UNITED NATIONS: The UN deputy Secretary General for Humanitarian Affairs and Emergency Relief voiced grave concern at risks faced by civilians as operations to retake the Iraqi city of Mosul began. "I am extremely concerned for the safety of up to 1.5 million people living in Mosul who may be impacted by military operations to retake the city from ISIL," Stephen O'Brien said, referring to the Islamic State jihadist group.
He warned that "families are at extreme risk of being caught in cross-fire or targeted by snipers." The northern city was where IS leader Abu Bakr al-Baghdadi publicly proclaimed a "caliphate" straddling Iraq and Syria in June 2014. With the support of Iran and a US-led coalition, Iraqi forces have since regained much of the ground lost to IS.

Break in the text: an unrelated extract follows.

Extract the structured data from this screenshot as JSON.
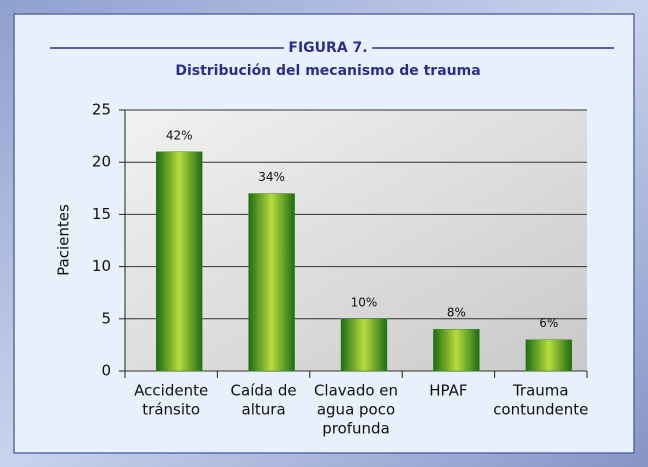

Mosul is the extremist group's last major stronghold in Iraq. Iraqi Prime Minister Haider al-Abadi has said only government forces will enter Mosul, a Sunni-majority city that IS seized with relative ease partly amid local resentment towards the Shiite-dominated security forces.
"Depending on the intensity and scope of the fighting, as many as one million people may be forced to flee their homes in a worst-case scenario," O'Brien said in a UN statement yesterday. Indeed, children and elderly are among those at greatest risk, he said. "Tens of thousands of Iraqi girls, boys, women and men may be under siege or held as human shields.
Thousands may be forcibly expelled or trapped between the fighting lines," O'Brien added. US Secretary of Defense Ash Carter said the operation was key to defeating the jihadist group. "This is a decisive moment in the campaign to deliver ISIL a lasting defeat," Carter said in a statement. "We are confident our Iraqi partners will prevail against our common enemy and free Mosul and the rest of Iraq from ISIL's hatred and brutality."